Luxemburg described the mass strike arising from this new reality.
This insight is important because it had been common sense in the socialist movement to assume a separation between “two pillars” of struggle.
People saw a division between battles over things like wages, led by trade unions, and political struggles against the government, led by political parties.
The biggest and most organised socialist party in the world at the time was the German Social Democratic Party (SPD). Luxemburg was a member.
In rhetoric it was a Marxist party committed to revolution. In practice it focused on electoral work and bringing about gradual change through reforming the system. It left “economic struggle” to the trade unions.
The Russian Revolution had a big impact in Germany. In 1905, 507,964 workers struck—more than in any other single year from 1848 to 1917.
A strike by coal miners in the industrial Ruhr district spread like wildfire to other groups of unorganised workers. It bypassed union leaders’ attempts to keep it within strict limits.
Demands on bosses to improve conditions became demands on the government to safeguard workers’ rights. Political and economic elements were present in the same struggle.
But union leaders didn’t like the fact that the struggle had run beyond their control. And the SPD saw the strike as “economic” and so not in their remit.
Luxemburg wrote The Mass Strike to take on this “two pillars” approach.
The SPD leaders thought that workers began with a trade union consciousness and would join unions and fight over wages and conditions.
In the course of these fights they may learn about the power of organisation, workers’ power and socialist ideas. Then they can graduate to a political consciousness, join a socialist party, and fight to change the world.
Luxemburg poured scorn on this mechanical approach:
“But the movement on the whole does not only go in one direction, from the economic to the political struggle, but also in the opposite direction…
“Every new onset and every fresh victory of the political struggle is transformed into a powerful impetus for the economic struggle.”
So political and economic battles feed each other. They are two aspects of the same class struggle.
In this way the mass strike forges the working class into a fighting force.
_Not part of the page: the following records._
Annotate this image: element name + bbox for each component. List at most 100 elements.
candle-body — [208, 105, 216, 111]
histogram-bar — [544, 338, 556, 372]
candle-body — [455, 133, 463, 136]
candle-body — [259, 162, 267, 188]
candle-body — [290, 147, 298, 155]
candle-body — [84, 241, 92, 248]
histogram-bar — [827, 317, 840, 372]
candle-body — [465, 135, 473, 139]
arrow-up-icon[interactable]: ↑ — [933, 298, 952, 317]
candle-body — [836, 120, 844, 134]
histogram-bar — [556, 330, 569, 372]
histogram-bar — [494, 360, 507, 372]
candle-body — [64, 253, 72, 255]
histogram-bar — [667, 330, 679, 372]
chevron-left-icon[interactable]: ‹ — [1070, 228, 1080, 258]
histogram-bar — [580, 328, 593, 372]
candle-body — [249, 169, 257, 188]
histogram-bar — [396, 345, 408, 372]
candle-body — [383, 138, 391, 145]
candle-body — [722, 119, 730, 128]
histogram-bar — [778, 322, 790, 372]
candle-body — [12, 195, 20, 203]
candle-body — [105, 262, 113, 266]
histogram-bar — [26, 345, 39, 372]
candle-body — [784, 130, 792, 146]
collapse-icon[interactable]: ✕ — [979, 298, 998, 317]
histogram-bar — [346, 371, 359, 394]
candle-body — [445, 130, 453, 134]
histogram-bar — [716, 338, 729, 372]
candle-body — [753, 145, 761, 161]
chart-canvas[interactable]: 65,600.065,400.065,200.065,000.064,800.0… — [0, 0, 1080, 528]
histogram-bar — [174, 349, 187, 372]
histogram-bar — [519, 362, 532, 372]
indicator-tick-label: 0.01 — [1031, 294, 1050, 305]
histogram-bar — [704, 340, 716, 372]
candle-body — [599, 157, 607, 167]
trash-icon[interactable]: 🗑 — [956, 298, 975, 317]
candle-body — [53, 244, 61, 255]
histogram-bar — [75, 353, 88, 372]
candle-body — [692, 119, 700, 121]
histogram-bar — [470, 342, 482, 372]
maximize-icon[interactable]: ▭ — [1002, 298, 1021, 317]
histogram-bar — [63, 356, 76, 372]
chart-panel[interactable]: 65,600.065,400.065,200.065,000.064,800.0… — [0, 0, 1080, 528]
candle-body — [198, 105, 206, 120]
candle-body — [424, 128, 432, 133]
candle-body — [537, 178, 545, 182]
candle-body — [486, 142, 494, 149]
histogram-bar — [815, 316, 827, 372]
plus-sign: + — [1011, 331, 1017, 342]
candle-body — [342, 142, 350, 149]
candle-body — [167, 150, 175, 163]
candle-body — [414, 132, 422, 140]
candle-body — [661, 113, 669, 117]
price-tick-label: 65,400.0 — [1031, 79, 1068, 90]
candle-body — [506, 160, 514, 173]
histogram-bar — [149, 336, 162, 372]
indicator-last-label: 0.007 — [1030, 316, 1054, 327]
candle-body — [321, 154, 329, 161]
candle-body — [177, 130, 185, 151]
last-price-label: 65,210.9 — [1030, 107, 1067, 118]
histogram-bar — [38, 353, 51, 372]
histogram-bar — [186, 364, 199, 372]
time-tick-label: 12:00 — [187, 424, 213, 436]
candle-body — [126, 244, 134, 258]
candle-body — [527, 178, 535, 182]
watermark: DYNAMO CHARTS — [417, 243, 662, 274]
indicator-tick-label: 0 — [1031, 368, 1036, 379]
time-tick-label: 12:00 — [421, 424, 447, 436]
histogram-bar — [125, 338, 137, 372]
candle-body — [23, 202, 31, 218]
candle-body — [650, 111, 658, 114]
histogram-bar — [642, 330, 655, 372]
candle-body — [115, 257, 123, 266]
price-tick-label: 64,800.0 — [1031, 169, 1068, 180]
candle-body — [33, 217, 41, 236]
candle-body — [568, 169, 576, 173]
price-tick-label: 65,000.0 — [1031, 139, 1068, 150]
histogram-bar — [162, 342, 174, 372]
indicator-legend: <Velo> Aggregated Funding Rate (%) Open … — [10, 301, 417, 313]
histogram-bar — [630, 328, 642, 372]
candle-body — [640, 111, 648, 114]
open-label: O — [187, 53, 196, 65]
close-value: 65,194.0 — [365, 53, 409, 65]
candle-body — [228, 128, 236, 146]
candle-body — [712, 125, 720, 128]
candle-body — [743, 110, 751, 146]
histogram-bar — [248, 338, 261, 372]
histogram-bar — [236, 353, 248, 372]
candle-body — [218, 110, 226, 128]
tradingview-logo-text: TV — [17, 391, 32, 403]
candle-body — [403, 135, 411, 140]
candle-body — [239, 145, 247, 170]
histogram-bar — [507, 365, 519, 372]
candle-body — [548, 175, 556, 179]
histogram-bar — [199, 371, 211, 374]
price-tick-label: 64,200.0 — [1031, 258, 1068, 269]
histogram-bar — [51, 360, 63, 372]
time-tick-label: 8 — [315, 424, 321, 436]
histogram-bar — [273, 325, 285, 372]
It brings about a profound shift in confidence and class consciousness:
“The most precious thing, because it is the most enduring, in the sharp ebb and flow of the revolutionary waves is the proletariat’s spiritual growth.
“The advance by leaps and bounds of the intellectual stature of the proletariat affords an inviolable guarantee of its further progress in the inevitable economic and political struggles ahead.”
Luxemburg theorised from the lived experience of Russian workers. She built on an idea Karl Marx had pointed to 50 years earlier—how in practice workers can make themselves “fit to rule” a new society.
All of this was lost on the leadership of the SPD. Their “revision” of Marxism meant they feared uncontrolled strikes could threaten their electoral strategy. After the defeat of the Russian Revolution Eduard David, a leading revisionist in the SPD, said, “The brief May flowering of the new revolutionism is happily over.
“The party will again devote itself with undivided heart to the positive exploitation and expansion of its parliamentary power.”
But for Luxemburg, 1905 made clear the need for revolutionary Marxism, and the potential for workers’ self-emancipation. Her understanding of the ebb and flow of workers’ struggle makes her one of the most important contributors to Marxism in the 20th century.